We chose DMM due to its strong focus on leveraging model organisms to advance understanding of human disease. DMM is widely recognized for publishing high-quality research that bridges fundamental biological insights with translational and clinical relevance, making it an ideal platform for our work, which employs zebrafish as a model system to investigate the genetic basis of blood disorders. Furthermore, the journal's rigorous peer review process and editorial standards also ensure that the scientific quality and clarity of our work are maintained at the highest level. By publishing in DMM, we aim to reach a specialized audience with a shared interest in disease modeling, while contributing to broader discussions on the pathophysiology and potential therapeutic targets of hematologic diseases.

Given your current role, what challenges do you face and what changes could improve the professional lives of other scientists in this role?

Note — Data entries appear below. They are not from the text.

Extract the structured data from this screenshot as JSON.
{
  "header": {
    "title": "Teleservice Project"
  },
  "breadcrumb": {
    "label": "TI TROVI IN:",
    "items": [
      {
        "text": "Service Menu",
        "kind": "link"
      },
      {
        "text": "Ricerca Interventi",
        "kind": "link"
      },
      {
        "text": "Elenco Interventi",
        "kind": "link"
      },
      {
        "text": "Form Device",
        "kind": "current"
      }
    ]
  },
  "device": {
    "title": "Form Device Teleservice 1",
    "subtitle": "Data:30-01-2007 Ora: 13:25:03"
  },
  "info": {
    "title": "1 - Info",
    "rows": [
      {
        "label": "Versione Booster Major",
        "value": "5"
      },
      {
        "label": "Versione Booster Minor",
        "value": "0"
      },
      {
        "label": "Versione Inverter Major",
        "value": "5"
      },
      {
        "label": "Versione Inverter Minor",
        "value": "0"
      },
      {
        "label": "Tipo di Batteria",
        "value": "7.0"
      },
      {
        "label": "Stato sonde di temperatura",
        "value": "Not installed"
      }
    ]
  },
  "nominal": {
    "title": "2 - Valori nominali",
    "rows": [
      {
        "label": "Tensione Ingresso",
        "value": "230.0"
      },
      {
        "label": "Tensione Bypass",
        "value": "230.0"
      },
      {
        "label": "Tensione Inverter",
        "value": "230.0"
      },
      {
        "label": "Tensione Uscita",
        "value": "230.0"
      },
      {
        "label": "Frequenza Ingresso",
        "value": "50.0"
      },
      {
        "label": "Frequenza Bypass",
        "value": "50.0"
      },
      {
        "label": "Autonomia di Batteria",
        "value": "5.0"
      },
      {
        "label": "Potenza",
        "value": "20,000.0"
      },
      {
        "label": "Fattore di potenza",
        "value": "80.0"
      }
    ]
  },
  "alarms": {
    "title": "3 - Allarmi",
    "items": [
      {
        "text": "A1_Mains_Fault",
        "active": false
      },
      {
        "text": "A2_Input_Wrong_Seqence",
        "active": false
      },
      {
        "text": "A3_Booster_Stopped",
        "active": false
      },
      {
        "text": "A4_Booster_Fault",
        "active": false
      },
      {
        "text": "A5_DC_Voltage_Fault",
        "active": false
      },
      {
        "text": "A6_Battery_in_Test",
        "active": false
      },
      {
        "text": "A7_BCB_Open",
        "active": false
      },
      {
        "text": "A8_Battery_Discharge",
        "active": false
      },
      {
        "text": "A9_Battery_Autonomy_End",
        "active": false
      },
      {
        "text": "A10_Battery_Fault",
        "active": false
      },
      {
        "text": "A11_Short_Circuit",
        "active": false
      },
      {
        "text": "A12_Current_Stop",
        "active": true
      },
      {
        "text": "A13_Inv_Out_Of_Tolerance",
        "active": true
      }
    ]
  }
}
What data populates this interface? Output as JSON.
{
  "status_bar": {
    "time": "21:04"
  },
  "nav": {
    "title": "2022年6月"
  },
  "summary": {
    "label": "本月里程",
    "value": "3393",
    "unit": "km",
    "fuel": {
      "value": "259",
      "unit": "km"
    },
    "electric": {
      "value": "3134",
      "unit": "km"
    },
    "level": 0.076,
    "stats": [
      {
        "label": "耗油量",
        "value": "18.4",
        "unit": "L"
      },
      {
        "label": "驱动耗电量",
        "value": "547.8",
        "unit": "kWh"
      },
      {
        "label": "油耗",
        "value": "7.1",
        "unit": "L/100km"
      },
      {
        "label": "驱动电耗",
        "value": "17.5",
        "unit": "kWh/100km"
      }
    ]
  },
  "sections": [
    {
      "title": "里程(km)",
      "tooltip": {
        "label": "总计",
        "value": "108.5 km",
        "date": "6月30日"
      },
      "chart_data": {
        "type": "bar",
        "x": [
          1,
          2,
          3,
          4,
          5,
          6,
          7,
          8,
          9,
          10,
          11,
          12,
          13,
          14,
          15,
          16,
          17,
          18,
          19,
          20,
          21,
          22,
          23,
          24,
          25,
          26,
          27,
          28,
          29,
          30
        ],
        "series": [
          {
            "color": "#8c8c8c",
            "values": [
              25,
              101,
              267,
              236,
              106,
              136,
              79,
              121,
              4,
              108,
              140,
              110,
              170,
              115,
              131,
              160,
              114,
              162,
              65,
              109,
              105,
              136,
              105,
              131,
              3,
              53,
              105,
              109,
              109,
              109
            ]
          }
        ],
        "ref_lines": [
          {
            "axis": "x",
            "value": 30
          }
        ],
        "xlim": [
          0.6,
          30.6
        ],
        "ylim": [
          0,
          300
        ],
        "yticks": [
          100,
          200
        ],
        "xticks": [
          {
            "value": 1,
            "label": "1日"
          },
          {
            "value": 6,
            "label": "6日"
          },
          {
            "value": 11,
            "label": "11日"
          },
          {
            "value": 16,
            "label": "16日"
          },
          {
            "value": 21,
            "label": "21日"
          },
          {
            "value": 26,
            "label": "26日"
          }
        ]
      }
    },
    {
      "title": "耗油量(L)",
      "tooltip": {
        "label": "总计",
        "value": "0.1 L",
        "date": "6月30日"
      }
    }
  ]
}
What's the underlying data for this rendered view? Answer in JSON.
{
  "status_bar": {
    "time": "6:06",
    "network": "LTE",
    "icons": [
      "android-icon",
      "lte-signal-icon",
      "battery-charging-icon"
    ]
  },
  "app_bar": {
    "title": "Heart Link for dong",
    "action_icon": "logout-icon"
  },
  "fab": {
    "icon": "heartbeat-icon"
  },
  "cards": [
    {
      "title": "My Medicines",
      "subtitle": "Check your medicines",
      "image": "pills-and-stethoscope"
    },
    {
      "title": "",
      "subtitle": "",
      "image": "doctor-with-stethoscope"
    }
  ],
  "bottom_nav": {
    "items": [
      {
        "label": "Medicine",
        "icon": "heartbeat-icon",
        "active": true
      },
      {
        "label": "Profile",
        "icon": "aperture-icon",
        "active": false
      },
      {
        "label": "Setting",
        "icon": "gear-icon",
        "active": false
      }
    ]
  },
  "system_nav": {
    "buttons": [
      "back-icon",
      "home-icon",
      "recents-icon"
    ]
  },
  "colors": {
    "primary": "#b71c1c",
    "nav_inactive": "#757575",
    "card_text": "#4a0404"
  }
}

As an early-career independent investigator in thrombosis research working with murine and zebrafish models, I face several ongoing challenges. Funding uncertainty and the need to maintain consistent financial support remain constant struggles. Regulatory compliance – particularly managing IACUC protocols, upholding rigorous standards of animal care, and responding to unanticipated protocol inquiries – can be time consuming and administratively burdensome, often diverting focus from active research. Additionally, building and managing a research team while conducting experiments and overseeing daily lab operations can be overwhelming. To better support scientists in similar roles, it is crucial to establish more accessible and sustained funding pathways, including bridge grants and pilot project support. Streamlining compliance processes through standardized animal protocols and increasing institutional assistance with regulatory documentation could substantially reduce administrative burden. Lastly, structured mentorship programs and support for work–life balance are essential for sustaining research careers and mitigating burnout among early-stage investigators.

What's next for you?

While advancing our work in the zebrafish model, we have also generated mouse mutants carrying either a loss-of-function Ankrd26 mutation or a 5′-UTR mutation. Further characterization of these models will help determine whether the mutations lead to defects in megakaryocyte differentiation and platelet production. Additionally, future studies investigating the functional relevance of NINJ1 in ANKRD26-associated thrombocytopenia may yield valuable insights into the pathogenesis of not only inherited thrombocytopenia, but also broader hematologic and inflammatory disorders. In terms of my research career, the next steps will focus on solidifying my niche in thrombotic diseases. I aim to prioritize securing sustained National Institutes of Health funding (e.g. an R01), and publishing high-impact studies that bridge fundamental mechanisms with translational relevance. Concurrently, I will continue to build and support my research team, mentor trainees, and contribute to my institution and the broader scientific community through teaching, service and collaboration.

Tell us something interesting about yourself that wouldn't be on your CV

I'm a fishing enthusiast. Whether it's the excitement of a big catch or the peaceful solitude of being by the water, fishing is my favorite way to unwind. Plus, I like to think that both fishing and science share the thrill of uncovering something unexpected – whether it's reeling in a fish or making a breakthrough in the lab.